The Spokane Valley City Council didn’t scratch around proposed changes that would relax restrictions on the number of chickens residents can have on their property.
Instead, at Tuesday night’s meeting, council members were simply briefed and will hear public comments March 8 before deciding whether or not to pass a first reading of an ordinance that could increase the number of clucks in Spokane Valley neighborhoods.
The city’s Planning Commission recently voted unanimously in favor of allowing folks to allow more of the feathered fryers to populate the backyards of Spokane Valley homes. A public hearing earlier this month drew a large crowd, who largely spoke in favor of allowing fowl – which, in turn, would supply their owners with fresh eggs and even fresher lawn fertilizer.

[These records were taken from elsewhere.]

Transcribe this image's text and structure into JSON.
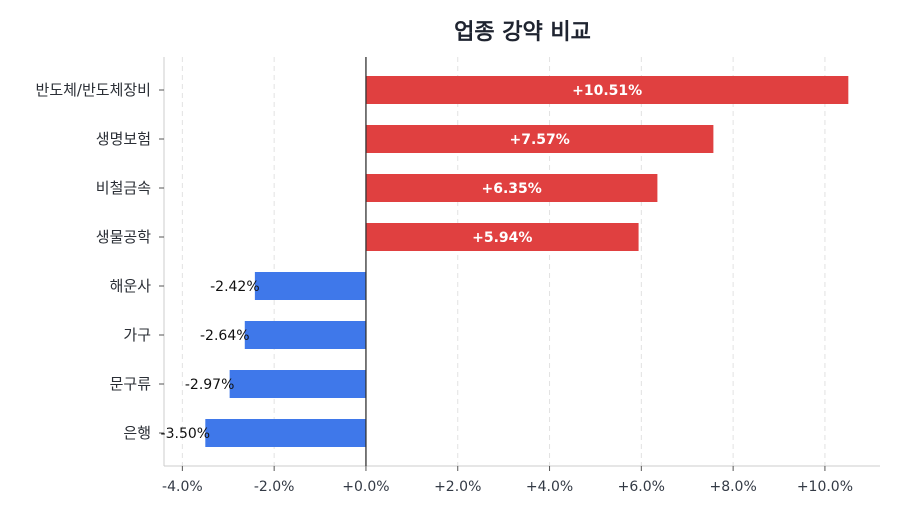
{
  "chart_data": {
    "type": "bar",
    "orientation": "horizontal",
    "title": "업종 강약 비교",
    "categories": [
      "반도체/반도체장비",
      "생명보험",
      "비철금속",
      "생물공학",
      "해운사",
      "가구",
      "문구류",
      "은행"
    ],
    "values": [
      10.51,
      7.57,
      6.35,
      5.94,
      -2.42,
      -2.64,
      -2.97,
      -3.5
    ],
    "value_labels": [
      "+10.51%",
      "+7.57%",
      "+6.35%",
      "+5.94%",
      "-2.42%",
      "-2.64%",
      "-2.97%",
      "-3.50%"
    ],
    "x_ticks": [
      -4,
      -2,
      0,
      2,
      4,
      6,
      8,
      10
    ],
    "x_tick_labels": [
      "-4.0%",
      "-2.0%",
      "+0.0%",
      "+2.0%",
      "+4.0%",
      "+6.0%",
      "+8.0%",
      "+10.0%"
    ],
    "xlim": [
      -4.4,
      11.2
    ],
    "grid": "vertical dashed",
    "colors": {
      "positive": "#e04040",
      "negative": "#3f78ea",
      "zero_line": "#333333",
      "axis": "#cccccc"
    }
  }
}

While the number of hens allowed per parcel would depend largely on its size and location in the city, there would be a couple of major caveats: No noisy roosters and wings would have to be clipped so nothing could fly the coop.
Under existing city rules, chickens are only allowed on lots larger than 40,000 square feet. All birds must be kept in the backyard and at least 75 feet away from structures with anyone living in them and 10 feet away from property lines.
According to Christina Janssen, assistant planner, the city’s code-enforcement department receives about one or two complaints a month from folks regarding chickens – mainly about the noise from early-rising roosters. For that reason, the Planning Commission has recommended the male of the species be banned.
Also under the proposed new rules, one chicken would be allowed per 2,000 square feet of lot area. A maximum of 25 birds would be allowed, and coops or hutches must be kept a minimum of 20 feet from the front property line (meaning no front yards), five feet from the side and rear property lines, and 15 feet from flanking streets. The coops would also have to be kept 25 feet from occupied structures.
Also on the March 8 agenda, the council will consider a first reading of an ordinance that’s designed to close a loophole in the city’s adult-retail ordinance. Currently, retail adult-themed businesses (like Castle Superstore) are licensed and regulated significantly less stringently than adult-entertainment venues (like Déjà vu).
Under proposed changes, businesses who specialize in retail sales of adult movies will only be allow to show them free of charge and not having customer-paid viewing areas like adult-entertainment clubs. Recently, however, the Planning Commission proposed even tougher language to the law that any viewing would have to be done on the general sales floor “in full public view” and would have to be limited to only showing promotional film clips, not full movies, for free.
The idea, according to city staff, is to remove the incentive for the businesses to show the adult footage at all.
Finally, the council unanimously agreed to pass a second reading of an ordinance that would implement fines for those under 18 found in possession of e-cigarettes as well as for stores who sell the products to minors. Both Spokane County and the city of Spokane have approved similar regulations.
The rules are meant to be a stopgap measure until the federal or state government comes up with alternate provisions.